Egypt tightened its blockade after a 2013 military coup that ousted its then-President Mohamed Morsi, an Islamist who was a close ally of Hamas. Egypt has greatly restricted movement through its own border crossing, forcing residents to rely increasingly on Israel's Erez crossing as their only way out. Thousands of Gazans now travel through Israel each year on their way to the West Bank and beyond for medical care, family visits, jobs and studies.
People who have been summoned for questioning describe similar accounts — a process of long waits before brief interviews that focus on friends and neighbors. On the way back, they are routinely stopped by Hamas for another interrogation about what they told Israel.
Al-Masri told The Associated Press that her interview began with "insignificant" questions about the names of her husband and children, but quickly moved on to issues about Palestinian militant groups.
"Do you have brothers in Hamas or Islamic Jihad?" she quoted her interrogator as saying. "And he asked me about some men. I told him I'm a hairdresser and only know their wives."
Two days later, she and her five children received a permit to travel to her hometown of Bethlehem in the West Bank for the wedding.
A Gaza businessman called for questioning described a similar experience.
On his way to the crossing, he said Hamas security men took his cellphone and gave him "advice" on how to handle the interview. After reaching the Israelis, he said he sat in a white, windowless room for more than an hour before the interview finally began.
The merchant, speaking on condition of anonymity because he feared retribution, said the interrogator "asked me about my family, friends, siblings, brothers-in-law, my car and asked me to show our home on a Google Earth map on his computer screen," he said.
Several days later, he learned that his travel permit was revoked without any explanation. He said the decision has destroyed his clothing import business.
In addition to the increased interrogations, Gisha on Thursday reported a significant jump in the number of permits either revoked or rejected by Israeli authorities over the last year.

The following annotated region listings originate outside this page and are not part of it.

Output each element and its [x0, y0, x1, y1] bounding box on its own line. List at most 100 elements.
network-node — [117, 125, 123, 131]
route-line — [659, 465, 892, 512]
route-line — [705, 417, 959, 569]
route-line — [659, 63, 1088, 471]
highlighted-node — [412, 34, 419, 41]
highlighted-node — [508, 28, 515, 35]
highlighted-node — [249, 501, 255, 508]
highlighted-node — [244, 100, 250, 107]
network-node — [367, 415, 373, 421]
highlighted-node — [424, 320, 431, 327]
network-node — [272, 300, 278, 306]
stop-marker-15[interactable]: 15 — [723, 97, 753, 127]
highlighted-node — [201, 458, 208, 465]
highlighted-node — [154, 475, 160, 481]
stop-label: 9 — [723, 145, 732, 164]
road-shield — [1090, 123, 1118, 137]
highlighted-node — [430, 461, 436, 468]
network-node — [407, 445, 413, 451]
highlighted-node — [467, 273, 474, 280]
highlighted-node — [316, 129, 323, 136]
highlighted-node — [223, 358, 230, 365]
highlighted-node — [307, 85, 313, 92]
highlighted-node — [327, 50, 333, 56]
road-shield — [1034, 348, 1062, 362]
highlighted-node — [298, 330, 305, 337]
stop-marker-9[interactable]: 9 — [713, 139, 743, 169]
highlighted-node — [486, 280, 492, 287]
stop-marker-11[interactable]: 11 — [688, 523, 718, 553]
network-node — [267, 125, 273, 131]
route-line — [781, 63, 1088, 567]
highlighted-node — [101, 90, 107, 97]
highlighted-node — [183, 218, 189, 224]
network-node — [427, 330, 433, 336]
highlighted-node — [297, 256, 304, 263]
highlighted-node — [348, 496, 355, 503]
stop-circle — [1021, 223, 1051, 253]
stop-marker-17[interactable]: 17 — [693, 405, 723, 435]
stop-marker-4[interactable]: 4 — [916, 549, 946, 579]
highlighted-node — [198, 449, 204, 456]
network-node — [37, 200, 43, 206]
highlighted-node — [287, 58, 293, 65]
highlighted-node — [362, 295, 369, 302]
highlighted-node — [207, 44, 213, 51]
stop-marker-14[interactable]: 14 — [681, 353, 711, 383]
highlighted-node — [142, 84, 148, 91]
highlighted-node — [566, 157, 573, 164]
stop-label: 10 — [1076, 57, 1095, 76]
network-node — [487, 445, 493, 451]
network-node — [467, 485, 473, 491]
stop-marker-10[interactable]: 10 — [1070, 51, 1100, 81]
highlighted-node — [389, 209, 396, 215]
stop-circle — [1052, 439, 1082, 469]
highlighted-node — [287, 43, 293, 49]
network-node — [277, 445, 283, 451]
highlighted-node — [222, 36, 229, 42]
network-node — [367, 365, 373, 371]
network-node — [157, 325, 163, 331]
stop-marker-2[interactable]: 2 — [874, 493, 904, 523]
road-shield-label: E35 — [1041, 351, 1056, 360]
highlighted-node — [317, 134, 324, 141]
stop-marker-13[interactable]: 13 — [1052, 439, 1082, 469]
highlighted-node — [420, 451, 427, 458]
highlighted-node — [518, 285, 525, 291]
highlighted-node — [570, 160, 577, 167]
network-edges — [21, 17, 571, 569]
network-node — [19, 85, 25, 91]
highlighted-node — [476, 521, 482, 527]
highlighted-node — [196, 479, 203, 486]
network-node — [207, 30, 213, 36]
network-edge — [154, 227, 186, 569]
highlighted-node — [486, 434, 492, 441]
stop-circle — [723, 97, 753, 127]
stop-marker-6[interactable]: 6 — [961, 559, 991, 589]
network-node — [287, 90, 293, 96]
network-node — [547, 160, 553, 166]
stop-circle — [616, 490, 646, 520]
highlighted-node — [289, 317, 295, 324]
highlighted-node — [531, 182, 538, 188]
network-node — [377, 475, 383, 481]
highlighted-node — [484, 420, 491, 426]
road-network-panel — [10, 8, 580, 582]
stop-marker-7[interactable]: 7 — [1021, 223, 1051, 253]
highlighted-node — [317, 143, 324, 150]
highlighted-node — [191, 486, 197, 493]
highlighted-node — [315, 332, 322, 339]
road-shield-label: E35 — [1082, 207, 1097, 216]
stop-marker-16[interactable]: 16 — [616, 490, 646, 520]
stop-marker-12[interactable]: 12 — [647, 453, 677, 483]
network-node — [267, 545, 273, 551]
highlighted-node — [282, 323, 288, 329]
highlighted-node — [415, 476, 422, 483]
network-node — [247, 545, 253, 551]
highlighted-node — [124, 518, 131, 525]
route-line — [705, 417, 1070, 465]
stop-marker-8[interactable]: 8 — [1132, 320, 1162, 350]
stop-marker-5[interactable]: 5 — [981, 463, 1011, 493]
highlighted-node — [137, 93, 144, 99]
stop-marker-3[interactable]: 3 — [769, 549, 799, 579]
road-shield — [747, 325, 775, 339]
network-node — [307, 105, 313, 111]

It said nearly half of the roughly 3,500 permits for Gaza merchants and 350 longer-term VIP permits for senior businessmen have been revoked. It also said more than one-fifth of U.N. workers seeking travel permits were rejected in June, compared to a 3 percent rejection rate in January.
The World Health Organization reported similar trends for medical patients seeking permits — with the approval rate dropping from 82 percent in the first half of 2015 to 70 percent this year. The number of medical patients summoned for security interviews more than quadrupled — to 516 from 121.
Physicians for Human Rights Israel says this practice "is unethically and immorally exploiting the medical needs of Palestinian patients."
While acknowledging Israel's security needs, Gisha said the policy has harmed many innocent people.
"It's disturbing that these blocks are being applied so sweepingly and to imagine that decisions with such grave ramifications for people's lives are being made arbitrarily and with such ease," Hary said.